To mentally prepare I began embracing the fact that I would be one-eyed Willy from the Goonies; except with a better outfit and way cooler eye patch. If I had cancer I would need chemo. Of all the disfigurements that I have had to consider throughout this process the hardest one to accept was the possibility of losing my hair. It’s blonde, it’s long, I love it. When I was a tall skinny kid with acne, braces, and coke bottle glasses my hair was the only thing I found remotely attractive about myself. There was no way anything that came in “natural” or “acrylic” could live up to my locks so I took a cue from Samantha Jones and began looking at pastel washed wigs. I had always wanted to dye my hair a crazy color, now would be the perfect time to express my inner Nikki Manaj. By the time Thursday rolled around and it was time to get my results I was ready. I had imagined my life in every possible cancer scenario, embraced it, and let it go. I had called Dr. O’s office ahead of time to ask if we could talk first about the results before my parents and boyfriend were allowed in the room. I’m not sure now why I wanted to hear the results alone. I think that it was some way of proving to myself how tough I was. That I could do this alone if I needed to. I remember gripping the armrests of the chair, crossing my legs, sitting up straight and squaring off with Dr. O. I probably had a challenging look on my face, daring him to tell me this tumor was malignant. In the movie version of this story, Pat Benatar’s “Hit Me with Your Best Shot” would have been playing in the background.

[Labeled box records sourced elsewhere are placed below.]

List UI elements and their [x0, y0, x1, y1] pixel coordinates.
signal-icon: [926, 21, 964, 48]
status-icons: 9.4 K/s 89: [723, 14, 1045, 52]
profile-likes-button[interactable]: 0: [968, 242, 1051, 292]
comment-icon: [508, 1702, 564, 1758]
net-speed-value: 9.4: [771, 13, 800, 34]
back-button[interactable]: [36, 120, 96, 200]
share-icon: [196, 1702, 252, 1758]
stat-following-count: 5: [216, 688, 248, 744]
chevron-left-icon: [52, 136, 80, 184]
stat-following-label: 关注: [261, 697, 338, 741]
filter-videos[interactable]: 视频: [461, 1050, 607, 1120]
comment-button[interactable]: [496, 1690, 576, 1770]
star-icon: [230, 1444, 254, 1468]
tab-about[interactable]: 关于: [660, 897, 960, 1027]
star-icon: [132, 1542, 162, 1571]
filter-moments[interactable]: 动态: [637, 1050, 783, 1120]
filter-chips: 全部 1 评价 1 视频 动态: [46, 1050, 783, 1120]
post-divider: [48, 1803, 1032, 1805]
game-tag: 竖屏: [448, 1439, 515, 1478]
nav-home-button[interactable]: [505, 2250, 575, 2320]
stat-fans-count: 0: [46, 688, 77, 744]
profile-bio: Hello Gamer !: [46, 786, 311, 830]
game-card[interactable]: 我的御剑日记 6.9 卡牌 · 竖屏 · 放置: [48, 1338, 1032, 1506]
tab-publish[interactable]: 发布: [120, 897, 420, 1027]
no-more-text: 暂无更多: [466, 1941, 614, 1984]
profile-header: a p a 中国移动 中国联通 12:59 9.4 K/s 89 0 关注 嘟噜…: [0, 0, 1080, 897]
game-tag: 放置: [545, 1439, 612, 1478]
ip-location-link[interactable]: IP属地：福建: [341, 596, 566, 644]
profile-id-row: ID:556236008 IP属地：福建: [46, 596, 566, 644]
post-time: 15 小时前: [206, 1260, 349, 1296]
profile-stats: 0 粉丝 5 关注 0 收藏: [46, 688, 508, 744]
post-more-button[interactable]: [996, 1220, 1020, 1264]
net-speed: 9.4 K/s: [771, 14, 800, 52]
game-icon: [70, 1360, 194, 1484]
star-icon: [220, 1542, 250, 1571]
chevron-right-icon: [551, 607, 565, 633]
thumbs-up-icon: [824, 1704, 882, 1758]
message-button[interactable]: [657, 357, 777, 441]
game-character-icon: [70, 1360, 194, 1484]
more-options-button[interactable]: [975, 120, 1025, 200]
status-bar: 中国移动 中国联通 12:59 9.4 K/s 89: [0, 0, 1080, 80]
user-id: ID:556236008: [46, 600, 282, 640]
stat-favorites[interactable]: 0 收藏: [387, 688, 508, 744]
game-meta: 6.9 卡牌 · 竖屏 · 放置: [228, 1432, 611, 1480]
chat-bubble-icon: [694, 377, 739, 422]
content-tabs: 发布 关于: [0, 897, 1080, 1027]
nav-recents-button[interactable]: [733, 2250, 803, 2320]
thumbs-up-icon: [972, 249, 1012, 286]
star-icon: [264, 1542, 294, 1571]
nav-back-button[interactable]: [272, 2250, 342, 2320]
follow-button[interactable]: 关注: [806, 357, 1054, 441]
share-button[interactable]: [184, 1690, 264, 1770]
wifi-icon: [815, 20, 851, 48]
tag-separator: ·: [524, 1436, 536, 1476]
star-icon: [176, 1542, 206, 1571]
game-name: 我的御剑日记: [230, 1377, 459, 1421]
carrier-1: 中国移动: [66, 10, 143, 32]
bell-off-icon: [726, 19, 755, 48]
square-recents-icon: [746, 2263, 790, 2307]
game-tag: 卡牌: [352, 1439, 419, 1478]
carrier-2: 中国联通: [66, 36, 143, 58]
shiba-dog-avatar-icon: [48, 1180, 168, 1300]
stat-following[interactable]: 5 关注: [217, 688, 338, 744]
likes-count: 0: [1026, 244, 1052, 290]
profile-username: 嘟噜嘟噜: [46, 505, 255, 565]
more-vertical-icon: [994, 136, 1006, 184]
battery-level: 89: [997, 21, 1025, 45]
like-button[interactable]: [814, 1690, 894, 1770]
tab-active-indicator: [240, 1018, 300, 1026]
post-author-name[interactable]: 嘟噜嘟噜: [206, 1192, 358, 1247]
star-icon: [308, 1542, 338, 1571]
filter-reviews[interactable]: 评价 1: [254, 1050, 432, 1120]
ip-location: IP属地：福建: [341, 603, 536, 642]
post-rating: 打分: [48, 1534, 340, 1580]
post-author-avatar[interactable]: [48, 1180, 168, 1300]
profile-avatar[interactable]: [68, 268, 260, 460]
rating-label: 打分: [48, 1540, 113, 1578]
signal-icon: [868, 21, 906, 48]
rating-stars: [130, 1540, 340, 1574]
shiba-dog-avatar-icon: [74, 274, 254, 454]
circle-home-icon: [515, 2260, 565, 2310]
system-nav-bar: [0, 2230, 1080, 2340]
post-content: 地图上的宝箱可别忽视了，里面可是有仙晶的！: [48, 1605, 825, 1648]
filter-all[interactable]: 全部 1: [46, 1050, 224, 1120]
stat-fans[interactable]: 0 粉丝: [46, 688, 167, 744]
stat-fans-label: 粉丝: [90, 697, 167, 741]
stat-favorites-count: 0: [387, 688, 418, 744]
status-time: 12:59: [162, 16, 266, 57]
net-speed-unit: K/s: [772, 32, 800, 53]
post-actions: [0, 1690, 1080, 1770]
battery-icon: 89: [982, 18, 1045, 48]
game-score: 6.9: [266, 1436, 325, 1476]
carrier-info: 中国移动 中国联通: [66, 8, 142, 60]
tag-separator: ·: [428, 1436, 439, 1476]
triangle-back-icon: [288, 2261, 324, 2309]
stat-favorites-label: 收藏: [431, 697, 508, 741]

At this point I had not learned the valuable lesson that trying to do everything alone was a bad strategy. You’re going to run up against obstacles in life for which you are not equipped and that’s when you are going to need a group of misfits around you that can handle the unexpected. Someone to play the “bones,” speak Spanish to the housekeeper so you “no sign!” and most importantly someone to dance the truffle shuffle. If you have left everyone behind in the waiting room there’s going to be no one around to help you. You need your own pack of Goonies. Goonies never say die.